When you put together a benchmarking program for your organization, planning carefully for internal validity is essential. You have to document very carefully your study conditions (task wording, study protocol, whether think-aloud was used, and so on) so that they could be replicated in further studies that you will run in order to determine design improvements over time. Otherwise, a difference between a current version of a system and a prior installment may simply be due to study setup rather than to usability improvements.
- Recruit participants who are representative of your target audience- 在人口统计数据和用户目标方面。
一般来说，研究人员创造了非常小心screenersthat match the exact demographics of their population, yet that may not be enough to ensure external validity. It could be that your participants are in the right demographics but have very different goals than your users (or they’re simply not motivated enough). Always strive to find participants who are likely to have the same goals as your users.
- Replicate, to the best of your abilities, the natural situationin which participants will use the UI that they test.
Are your participants supposed to use your car-repair mobile application in their garage? Then don’t have them test it in a conference room. The environment — light, dirty hands, place where the phone is positioned, time available, tools available — are all likely to play a role in how usable this app is.
Is External Validity Always Possible?
In some sense, any study will lack external validity — we rarely use interfaces with a stranger watching over our shoulder, sitting at a desk or in a lab. (To some extent, one could even argue that some远程研究are more externally valid than in-person ones because at least the participants may be in their natural environments.) We also know that participants tend to behave slightly differently — more compliant and more persistent — in a usability-testing situation than by themselves.
Also, sometimes, it may be too cost-prohibitive to test a design in the natural environment. For example, we are great advocates of纸质原型设计, but these types of tests will always lack external validity. So, what should we do?

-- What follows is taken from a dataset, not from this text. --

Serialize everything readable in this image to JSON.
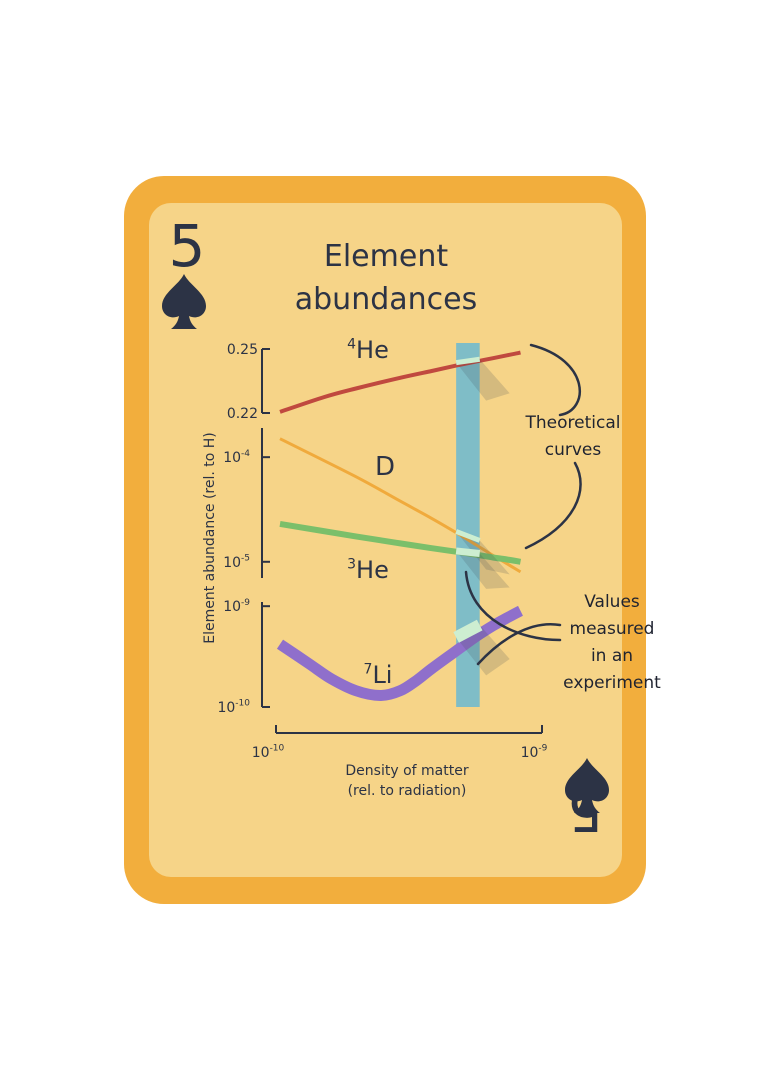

Another common situation that lacks external validity ismobile testing— most participants will not use mobile designs uninterrupted, sitting at a desk, and connected to wifi. It can, however, be acceptable to test in that setup to identify those issues that will be encountered even in the best-case scenario of a great connection and no interruptions. Those are likely the first issues many mobile sites will need to address — if the site has problems even under ideal conditions, then the design needs to be fixed. Once you’ve ironed out those issues, you still will need to retest under more realistic conditions.
Similarly, some quantitative-study professionals recommend to include only expert participants in certain quantitative studies in order to reduce variability (lack of variability translates into a lower margin of error for the study results and may allow the researchers to reduce the number of participants). The expert users will give you a best-case scenario and you should be fine as long as you don’t assume that the results will generalize to all your users.
In general, if you find yourself forced to sacrifice some external validity, it’s crucial that you always interpret your findings in context and realize that they may not stand true if the study were to be replicated in realistic conditions.
Poorly planned research will translate in results that are invalid. You may have potentially wasted time and money on running a study which doesn’t tell you anything about your product or your audience. Pay attention to your study’s internal and external validity — strive to recruit participants that are representative of your target audience and make sure that the study setup replicates how your users will use the system in real life and that it does not encourage any one behavior or response.